Анна в ответ не сдержалась.
— И что же я имею? — вскричала она, подняв мокрые глаза на истязателя. — Замаранную постель? Смердящее ведро с экскрементами или, может, эти бетонные стены, обратившие меня в пленницу? И вот это я, по-твоему, имею? Да не смеши! Ты же меня и за человека-то, поди, не считаешь, уже и не говоря о том, чтобы глядеть, как на девушку... Не позорься, Наволоцкий... Ни свежего воздуха, ни горячей ванны, дабы грязь смыть с тела... Ну и гордись! Меня сюда затащить-то сумел, правда твоя! Дальше-то что у тебя на уме? Знаю, что говорил давеча, только лица перепутал! Это ты ждёшь, когда я помру по какой-либо известной причине, а ты потом так важно повздыхаешь наедине с собой, мол, случилось оно, как Господь распорядился, и ушла Анна Гурьева в лучший из миров, где ей, стало быть, лучше будет по всем пунктам! Свинство!
— Ишь, разошлась! Но знаешь что, Анна... Я сделаю вид, что давешней истерики не заметил, и потому перейду к заявлению: ты будешь сегодня свободна от пут, ибо меня уже утомили твои вопли... А что до известных страхов, то мне придётся довериться в том смысле, что ты не побежишь с жалобами к полицейским. Не побежишь же? Нет уверенности, но и выбора тоже нет...
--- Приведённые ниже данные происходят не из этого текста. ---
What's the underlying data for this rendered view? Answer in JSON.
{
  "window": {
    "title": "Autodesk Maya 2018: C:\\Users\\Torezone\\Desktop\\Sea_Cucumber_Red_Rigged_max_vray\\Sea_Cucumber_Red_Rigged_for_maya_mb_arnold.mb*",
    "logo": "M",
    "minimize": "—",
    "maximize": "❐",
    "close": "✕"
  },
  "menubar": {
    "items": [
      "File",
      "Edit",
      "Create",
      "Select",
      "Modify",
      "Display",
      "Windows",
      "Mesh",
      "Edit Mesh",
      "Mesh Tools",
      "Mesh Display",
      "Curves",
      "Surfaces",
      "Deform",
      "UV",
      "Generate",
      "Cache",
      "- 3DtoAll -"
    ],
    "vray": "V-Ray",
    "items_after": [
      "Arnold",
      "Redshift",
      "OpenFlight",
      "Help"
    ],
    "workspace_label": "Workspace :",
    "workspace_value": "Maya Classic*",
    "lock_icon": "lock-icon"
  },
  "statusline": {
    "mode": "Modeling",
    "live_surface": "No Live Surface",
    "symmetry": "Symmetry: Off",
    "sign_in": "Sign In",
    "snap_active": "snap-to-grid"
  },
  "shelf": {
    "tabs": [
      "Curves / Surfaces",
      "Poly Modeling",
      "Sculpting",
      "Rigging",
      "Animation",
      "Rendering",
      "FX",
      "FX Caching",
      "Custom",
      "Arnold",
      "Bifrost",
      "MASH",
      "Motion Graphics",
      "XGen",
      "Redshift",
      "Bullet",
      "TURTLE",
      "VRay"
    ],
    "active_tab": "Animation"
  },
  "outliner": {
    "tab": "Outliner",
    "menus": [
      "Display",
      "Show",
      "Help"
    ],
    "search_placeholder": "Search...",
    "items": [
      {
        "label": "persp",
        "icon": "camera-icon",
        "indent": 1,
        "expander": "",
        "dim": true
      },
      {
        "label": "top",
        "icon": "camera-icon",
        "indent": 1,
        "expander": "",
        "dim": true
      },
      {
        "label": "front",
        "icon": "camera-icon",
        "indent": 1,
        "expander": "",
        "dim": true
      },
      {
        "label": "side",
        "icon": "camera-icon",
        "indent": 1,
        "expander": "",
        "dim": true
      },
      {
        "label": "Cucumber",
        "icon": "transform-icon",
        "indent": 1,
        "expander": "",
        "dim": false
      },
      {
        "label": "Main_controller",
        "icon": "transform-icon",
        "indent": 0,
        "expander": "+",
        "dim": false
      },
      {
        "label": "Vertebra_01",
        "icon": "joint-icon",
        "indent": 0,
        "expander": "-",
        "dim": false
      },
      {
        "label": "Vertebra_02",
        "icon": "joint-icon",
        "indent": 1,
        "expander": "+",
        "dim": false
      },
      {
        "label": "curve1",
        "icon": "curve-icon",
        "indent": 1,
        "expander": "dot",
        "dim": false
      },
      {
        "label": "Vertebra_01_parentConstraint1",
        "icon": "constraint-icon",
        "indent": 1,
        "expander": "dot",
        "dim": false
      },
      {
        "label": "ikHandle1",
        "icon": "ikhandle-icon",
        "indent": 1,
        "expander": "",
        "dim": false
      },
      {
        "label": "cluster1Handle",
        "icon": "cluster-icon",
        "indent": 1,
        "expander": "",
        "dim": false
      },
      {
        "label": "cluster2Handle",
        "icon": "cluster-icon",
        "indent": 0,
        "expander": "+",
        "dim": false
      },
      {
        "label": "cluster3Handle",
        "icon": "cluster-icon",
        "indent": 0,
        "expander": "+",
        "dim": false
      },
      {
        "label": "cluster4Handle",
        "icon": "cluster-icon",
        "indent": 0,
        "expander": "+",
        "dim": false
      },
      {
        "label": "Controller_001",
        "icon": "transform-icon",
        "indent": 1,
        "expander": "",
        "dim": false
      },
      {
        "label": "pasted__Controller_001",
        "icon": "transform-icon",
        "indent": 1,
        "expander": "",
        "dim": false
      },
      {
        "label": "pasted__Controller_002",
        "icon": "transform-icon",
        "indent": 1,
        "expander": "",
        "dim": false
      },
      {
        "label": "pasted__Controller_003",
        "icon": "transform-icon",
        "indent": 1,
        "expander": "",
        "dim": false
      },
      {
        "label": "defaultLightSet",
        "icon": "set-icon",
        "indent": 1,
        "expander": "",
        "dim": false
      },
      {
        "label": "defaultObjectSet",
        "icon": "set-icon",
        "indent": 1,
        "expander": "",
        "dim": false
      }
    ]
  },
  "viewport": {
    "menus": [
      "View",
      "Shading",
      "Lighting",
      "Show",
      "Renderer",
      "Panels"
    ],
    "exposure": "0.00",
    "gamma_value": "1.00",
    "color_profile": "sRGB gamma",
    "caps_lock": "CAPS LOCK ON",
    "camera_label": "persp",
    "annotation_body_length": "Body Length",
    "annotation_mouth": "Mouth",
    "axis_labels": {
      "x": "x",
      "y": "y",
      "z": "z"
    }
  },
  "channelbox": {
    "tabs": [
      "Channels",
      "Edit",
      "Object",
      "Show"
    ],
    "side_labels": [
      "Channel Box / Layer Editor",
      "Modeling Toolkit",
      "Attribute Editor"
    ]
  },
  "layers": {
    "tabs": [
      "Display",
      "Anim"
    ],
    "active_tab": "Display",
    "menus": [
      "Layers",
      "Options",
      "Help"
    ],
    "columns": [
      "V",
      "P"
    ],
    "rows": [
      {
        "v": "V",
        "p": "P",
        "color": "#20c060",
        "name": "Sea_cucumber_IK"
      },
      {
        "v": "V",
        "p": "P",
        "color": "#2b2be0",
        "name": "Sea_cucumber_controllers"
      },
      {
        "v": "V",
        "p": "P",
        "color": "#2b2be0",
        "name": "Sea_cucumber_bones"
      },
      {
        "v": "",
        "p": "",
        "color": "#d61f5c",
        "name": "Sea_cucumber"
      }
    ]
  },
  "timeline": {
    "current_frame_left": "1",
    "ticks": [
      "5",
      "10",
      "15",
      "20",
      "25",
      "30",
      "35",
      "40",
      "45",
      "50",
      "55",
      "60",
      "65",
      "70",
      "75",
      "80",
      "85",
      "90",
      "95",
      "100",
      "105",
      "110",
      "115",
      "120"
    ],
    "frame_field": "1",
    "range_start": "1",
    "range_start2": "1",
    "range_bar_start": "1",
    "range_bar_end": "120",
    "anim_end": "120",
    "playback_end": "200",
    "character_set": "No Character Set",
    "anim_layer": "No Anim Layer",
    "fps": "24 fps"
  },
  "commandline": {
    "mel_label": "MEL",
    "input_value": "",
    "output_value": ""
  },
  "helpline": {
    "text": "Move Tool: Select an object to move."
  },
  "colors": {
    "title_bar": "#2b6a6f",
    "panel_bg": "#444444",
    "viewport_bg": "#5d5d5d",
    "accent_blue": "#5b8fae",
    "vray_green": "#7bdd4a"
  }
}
Анна Евгеньевна качнулась на кровати: девушка с презрением изучала своего мучителя, будто бы силилась в заявленном отыскать следы обмана. Кажется, она совершенно не верила в скорое освобождение, душою готовясь навечно остаться узницей в этих бетонных казематах. Григорий Александрович, приметив недоверчивый взгляд, расплылся в лицемерной улыбке и задорно передёрнул плечами.
— Не веришь, — протянул молодой человек, опустив глаза в пол. — Я бы на твоём месте тоже, может быть, не верил бы в услышанное, ибо причин для веры никаких. Но мне, Анна, всё осточертело в немыслимой степени. Знаешь, я бы хотел просыпаться по утрам и не мучить себя мыслью, что в моё отсутствие в этой квартире произошли определённые события, или же какой деловой специалист засунул свой длинный нос в известную щель... Кажется, уж более невозможно разум терзать! Да и что толку в сдерживании бунтующей души, когда и булавки-то подходящего размера не сыскать...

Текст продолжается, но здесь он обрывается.